Knowledge Exchange Toward Innovation
- Knowledge exchange with farmers and industry toward innovation: Ensure that new technologies are developed in a context that improves the uptake of research results into practice, and allows for (a) a positive impact on farm incomes and (b) the exploration of new business models within systems of production and consumption.
- Improving systems for the implementation of “omics” tools: The “omics” approach has the overall goal to improve knowledge of the genetic, genomic, and transcriptomic control of traits in order to assist in breeding decisions and in herd management. The primary goal is to link the changes achieved in breeding with the expression of genes, quantification of proteins and pathways, and the metabolic outcomes of these changes. This will also provide us with tools to better understand and use the potential “omics” in creating a more sustainable livestock sector. Omics technologies give also new means to ensure animal well-being, health, and fertility by
understanding the interactions between the nutrient composition of the feed and animal genomics.

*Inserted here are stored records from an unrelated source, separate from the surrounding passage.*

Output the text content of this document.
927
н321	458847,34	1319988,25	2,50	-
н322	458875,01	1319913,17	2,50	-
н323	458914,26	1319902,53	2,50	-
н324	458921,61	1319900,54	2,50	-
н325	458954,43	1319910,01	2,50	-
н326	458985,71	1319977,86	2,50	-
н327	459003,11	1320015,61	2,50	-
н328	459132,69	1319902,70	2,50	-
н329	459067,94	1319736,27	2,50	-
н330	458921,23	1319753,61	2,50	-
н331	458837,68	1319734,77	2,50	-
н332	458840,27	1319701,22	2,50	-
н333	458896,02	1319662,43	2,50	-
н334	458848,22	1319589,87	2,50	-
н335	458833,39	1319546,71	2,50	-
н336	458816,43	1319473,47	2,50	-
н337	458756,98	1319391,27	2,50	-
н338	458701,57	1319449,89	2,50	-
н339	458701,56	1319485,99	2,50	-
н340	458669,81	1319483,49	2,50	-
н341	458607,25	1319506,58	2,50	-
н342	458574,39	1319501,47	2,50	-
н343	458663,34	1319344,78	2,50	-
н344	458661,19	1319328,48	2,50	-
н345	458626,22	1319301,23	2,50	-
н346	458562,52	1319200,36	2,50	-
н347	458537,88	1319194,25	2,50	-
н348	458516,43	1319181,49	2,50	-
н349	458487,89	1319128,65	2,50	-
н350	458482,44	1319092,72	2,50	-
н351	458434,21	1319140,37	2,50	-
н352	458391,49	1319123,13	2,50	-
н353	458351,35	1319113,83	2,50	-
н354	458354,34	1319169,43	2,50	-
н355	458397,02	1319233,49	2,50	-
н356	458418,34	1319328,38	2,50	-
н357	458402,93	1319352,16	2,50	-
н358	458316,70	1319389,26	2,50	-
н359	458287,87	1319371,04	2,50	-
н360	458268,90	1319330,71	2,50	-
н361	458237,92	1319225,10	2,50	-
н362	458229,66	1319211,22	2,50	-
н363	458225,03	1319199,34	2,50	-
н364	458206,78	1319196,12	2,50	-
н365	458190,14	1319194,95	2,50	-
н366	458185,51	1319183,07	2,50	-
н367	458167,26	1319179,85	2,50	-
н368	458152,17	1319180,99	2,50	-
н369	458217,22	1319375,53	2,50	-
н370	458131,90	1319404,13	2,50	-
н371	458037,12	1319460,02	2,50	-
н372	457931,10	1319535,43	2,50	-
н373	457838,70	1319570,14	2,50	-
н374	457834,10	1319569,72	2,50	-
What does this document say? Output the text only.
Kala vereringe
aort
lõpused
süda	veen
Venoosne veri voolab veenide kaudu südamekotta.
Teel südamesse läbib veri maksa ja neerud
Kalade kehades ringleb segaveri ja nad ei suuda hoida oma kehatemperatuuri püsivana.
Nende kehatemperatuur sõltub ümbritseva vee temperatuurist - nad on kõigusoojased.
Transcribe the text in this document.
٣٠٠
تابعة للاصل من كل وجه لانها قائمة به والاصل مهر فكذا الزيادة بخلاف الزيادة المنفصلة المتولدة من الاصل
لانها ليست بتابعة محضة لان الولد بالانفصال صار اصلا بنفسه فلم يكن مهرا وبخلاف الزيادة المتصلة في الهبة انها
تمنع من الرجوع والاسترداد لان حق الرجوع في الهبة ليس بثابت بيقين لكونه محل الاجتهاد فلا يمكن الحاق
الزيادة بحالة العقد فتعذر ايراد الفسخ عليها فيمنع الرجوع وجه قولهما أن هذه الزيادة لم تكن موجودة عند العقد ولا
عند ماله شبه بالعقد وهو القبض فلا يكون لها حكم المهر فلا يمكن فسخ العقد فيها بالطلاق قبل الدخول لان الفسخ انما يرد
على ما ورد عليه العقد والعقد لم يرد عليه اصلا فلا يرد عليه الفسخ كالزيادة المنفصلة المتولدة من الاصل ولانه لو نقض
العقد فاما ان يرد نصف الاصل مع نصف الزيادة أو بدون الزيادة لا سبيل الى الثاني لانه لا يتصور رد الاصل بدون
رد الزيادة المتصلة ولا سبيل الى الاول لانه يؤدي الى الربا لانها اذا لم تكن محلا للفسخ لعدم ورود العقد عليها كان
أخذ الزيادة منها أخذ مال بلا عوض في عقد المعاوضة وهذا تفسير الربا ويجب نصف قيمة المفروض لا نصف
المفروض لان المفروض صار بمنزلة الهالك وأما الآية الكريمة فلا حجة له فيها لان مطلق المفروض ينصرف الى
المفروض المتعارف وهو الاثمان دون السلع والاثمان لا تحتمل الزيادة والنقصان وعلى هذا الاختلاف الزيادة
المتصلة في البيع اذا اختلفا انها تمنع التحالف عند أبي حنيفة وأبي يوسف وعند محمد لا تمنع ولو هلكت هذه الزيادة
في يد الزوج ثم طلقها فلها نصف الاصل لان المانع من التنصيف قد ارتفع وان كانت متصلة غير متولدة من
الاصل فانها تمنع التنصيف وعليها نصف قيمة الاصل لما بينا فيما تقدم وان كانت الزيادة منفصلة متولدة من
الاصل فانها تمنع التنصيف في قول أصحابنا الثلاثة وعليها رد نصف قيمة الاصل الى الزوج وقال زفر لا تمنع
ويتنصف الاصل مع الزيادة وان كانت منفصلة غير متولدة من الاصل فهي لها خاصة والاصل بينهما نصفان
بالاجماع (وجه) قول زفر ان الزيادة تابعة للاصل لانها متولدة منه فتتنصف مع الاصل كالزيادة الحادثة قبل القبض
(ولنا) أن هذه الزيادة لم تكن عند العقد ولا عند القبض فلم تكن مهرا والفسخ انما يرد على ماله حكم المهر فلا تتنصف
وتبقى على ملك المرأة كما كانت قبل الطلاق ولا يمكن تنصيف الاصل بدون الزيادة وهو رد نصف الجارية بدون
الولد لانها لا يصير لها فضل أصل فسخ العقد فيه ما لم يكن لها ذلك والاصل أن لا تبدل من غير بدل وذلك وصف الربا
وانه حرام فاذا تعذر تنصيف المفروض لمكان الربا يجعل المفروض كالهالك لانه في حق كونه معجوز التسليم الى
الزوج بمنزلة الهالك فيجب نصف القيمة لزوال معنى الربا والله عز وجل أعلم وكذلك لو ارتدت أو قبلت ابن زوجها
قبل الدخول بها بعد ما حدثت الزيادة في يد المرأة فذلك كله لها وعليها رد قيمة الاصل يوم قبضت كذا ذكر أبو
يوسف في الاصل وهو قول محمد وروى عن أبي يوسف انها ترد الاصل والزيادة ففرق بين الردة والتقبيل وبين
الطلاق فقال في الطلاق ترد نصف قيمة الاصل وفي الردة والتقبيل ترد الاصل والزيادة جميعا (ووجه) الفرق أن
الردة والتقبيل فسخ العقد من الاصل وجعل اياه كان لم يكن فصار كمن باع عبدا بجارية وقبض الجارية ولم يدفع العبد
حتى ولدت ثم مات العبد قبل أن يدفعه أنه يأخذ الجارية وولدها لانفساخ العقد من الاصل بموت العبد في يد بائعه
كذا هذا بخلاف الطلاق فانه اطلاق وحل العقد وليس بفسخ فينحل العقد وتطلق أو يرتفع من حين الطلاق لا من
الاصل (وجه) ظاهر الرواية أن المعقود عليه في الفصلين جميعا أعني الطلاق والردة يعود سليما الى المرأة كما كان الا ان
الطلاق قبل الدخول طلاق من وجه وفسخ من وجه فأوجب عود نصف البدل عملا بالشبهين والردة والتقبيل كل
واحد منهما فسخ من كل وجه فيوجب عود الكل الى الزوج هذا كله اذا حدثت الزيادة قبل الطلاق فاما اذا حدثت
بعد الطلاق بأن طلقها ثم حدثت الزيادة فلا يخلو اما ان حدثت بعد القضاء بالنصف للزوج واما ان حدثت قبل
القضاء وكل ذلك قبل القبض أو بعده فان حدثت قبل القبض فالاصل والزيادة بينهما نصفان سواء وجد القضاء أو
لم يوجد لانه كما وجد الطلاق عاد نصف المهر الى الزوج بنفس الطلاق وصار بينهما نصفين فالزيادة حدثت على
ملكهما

- Ensuring animal welfare: Evolve techniques and new concepts to improve the implementation of animal welfare in farming practices and to provide a level playing field regarding monitoring of animal welfare, in combination with other sustainability aspects (profitability, environmental load, etc.) in a global perspective. Deliver innovation of production systems to ensure intrinsic animal welfare in combination with other sustainability requirements. Enable the achievement of high standards of animal welfare across local production and societal circumstances.
Opportunities and Needs in “Excellent Science”
- Diet-host-microbiome interactions: Gain an understanding of the symbiotic functions of key members of the microbiota, their metabolism and ecology. Predictive understanding of the factors that affect interactions between the gut microbial community (and lung microbial immunity) and host function, and the means to exploit this understanding for practical benefit.
- Long-term consequences of environmental effects in early life: Better understanding of key environmental factors that impact later life; quantify the relative impact of early-life conditions on later health, welfare, and performance; and develop a chain approach to integrate this new knowledge in an integrated chain approach.
- Enabling the predictive understanding of phenotypic expression: Create capability across Europe for the development of theory and applications to deliver predictive understanding of phenotypic expression in mammals and birds.
- Immune regulation at mucosae: Ensure a preventive animal health care allowing a responsible use of medicines and antihiotics.